Britain’s National Crime Agency (NCA) had intelligence about the shipment when it tracked members of Dawes’ organization who had traveled to Venezuela to organize the shipment with the De Los Soles Cartel, which translates as Cartel of the Suns. Working with the French Police Nationale and Spanish Guardia Civil they began collecting evidence against the elusive drug baron.

  • READ: The Real Narcos: Profile of Miguel Ángel Félix Gallardo, Mexico’s “El Padrino” of drug lords

On wiretaps, Dawes was heard bragging about his involvement in the Paris drug shipment and his ability to move large amounts of narcotics to a member of a Colombian drugs cartel during a meeting in a hotel in the Spanish city of Madrid.

In November of 2015 investigators had enough proof to link Dawes to drug crimes. An elite team of armed police, accompanied by officers from the NCA and French police, raided Dawes’ mansion in Benalmadena in Spain and arrested him. Guns, cash and encrypted mobile phones were seized from the mansion.

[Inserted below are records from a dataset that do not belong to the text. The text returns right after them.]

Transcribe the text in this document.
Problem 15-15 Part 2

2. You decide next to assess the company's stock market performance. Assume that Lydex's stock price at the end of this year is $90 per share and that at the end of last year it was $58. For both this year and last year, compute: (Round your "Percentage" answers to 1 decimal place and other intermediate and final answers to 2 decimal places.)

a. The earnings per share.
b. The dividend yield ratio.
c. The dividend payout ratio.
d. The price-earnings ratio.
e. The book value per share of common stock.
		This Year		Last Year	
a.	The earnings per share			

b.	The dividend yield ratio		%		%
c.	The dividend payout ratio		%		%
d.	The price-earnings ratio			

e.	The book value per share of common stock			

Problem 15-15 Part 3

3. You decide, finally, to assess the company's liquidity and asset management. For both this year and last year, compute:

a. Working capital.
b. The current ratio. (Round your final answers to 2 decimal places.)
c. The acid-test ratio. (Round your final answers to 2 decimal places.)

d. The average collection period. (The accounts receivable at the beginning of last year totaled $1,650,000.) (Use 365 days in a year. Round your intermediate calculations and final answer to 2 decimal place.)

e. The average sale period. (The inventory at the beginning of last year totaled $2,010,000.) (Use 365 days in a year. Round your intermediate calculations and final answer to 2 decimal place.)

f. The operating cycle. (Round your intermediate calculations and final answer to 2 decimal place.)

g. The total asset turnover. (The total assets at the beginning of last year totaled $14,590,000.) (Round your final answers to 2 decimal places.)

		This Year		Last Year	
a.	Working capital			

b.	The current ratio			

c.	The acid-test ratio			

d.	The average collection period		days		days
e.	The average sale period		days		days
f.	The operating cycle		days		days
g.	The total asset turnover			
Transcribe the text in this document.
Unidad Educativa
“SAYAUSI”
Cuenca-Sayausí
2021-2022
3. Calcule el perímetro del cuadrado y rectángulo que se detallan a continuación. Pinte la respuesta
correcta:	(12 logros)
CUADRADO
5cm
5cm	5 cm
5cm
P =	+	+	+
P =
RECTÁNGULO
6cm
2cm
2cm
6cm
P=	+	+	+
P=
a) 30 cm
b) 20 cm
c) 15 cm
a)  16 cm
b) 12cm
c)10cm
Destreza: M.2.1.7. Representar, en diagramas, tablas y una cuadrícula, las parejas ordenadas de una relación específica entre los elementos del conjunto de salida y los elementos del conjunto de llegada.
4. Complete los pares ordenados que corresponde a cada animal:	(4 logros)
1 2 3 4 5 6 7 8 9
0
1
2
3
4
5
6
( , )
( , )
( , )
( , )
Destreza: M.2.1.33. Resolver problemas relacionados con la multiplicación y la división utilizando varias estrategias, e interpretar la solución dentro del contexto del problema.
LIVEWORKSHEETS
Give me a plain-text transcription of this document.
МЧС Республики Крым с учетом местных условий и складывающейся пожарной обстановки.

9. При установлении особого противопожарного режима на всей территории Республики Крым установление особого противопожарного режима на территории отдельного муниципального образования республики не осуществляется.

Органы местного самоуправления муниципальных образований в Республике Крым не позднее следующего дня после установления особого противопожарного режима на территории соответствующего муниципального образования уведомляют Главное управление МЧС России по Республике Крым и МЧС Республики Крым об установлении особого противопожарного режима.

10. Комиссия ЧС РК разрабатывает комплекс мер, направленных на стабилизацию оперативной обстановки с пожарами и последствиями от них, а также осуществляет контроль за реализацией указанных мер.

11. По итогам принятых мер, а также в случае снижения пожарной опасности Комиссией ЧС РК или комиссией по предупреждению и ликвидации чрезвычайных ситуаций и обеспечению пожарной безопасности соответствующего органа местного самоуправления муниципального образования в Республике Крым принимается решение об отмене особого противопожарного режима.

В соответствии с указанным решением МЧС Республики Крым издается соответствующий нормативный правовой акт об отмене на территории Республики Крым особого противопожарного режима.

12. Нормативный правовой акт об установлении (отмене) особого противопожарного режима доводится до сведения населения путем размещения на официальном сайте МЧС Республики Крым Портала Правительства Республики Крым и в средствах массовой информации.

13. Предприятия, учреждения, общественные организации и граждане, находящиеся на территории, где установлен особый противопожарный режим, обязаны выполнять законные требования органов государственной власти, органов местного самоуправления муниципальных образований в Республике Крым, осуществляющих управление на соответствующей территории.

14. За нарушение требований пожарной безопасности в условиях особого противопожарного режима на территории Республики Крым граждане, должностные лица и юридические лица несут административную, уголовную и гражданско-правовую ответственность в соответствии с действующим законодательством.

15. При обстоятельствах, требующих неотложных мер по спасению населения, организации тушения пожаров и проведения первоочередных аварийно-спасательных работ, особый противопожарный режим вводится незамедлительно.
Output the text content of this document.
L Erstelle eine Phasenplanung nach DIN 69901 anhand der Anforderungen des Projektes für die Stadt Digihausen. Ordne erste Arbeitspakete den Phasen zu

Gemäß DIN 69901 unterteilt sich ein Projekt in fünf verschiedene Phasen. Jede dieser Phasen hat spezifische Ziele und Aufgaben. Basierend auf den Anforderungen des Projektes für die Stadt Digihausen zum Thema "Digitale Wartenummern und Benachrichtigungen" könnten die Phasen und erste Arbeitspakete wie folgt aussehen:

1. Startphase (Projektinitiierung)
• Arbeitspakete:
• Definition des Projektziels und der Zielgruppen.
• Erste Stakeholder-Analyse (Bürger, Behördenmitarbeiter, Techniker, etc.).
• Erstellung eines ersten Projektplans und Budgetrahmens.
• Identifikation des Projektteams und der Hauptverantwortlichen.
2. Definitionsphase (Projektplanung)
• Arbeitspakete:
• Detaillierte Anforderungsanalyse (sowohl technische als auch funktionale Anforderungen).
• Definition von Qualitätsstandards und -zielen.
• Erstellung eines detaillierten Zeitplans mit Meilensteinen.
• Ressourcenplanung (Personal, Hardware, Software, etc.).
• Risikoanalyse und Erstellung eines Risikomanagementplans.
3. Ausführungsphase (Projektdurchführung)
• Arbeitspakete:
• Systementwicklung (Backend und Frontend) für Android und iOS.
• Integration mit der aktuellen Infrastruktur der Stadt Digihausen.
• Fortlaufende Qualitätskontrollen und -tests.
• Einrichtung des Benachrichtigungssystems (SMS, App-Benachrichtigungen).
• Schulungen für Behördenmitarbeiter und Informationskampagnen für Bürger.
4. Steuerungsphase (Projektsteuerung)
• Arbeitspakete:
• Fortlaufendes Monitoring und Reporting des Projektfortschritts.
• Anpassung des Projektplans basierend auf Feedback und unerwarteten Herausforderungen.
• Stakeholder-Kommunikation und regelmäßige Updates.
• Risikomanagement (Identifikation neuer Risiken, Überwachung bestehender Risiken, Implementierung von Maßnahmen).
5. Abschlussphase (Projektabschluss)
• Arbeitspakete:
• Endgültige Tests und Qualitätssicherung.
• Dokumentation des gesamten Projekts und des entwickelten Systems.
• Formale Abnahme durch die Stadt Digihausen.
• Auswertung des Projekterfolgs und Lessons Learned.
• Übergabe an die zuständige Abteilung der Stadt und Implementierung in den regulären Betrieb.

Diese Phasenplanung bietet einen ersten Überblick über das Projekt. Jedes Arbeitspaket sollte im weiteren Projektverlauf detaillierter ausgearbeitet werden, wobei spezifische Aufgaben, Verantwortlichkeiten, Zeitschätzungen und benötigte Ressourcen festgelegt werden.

Following the cocaine bust in Paris in 2013 the NCA worked with the East Midlands Special Operations Unit (EMSOU) and Nottinghamshire Police to target members of Dawes’ group active in the United Kingdom. Around 80 people of Dawes’ organization were arrested.

“Prepared to use extreme levels of violence”

Dawes himself was on an airplane to Paris, France to stand trial. After two weeks, the verdict was out: guilty. On December 21, 2018, he was convicted of involvement in the plot to smuggle over a ton of cocaine from Venezuela to France. He was sentenced to 22 years in prison.

“Dawes was one of the most significant organized criminals in Europe with a network that literally spanned the globe,” National Crime Agency deputy director Matt Horne stated in a press release. “He had connections in South America, the Middle East, Asia and across Europe, which enabled him to orchestrate the movements of huge amounts of drugs and money. This was often facilitated by the utilization of corrupt law enforcement, port workers and government officials.”

Horne continued: “Dawes was prepared to use extreme levels of violence in order to further his reputation and take retribution against those who crossed him. Members or associates of his criminal group are known to have been involved in intimidation, shootings and murders. Finally bringing him to justice has been an international effort and we have worked closely with partners in France and Spain as part of this investigation.”

Still, some justice remains to be served. The murder of hard-working teacher Gerard Meesters has only resulted in the conviction of the shooter and his accomplice. The man who ordered the death sentence has not faced Dutch courts yet. That is why prosecutors in the Netherlands are currently building a case against Dawes.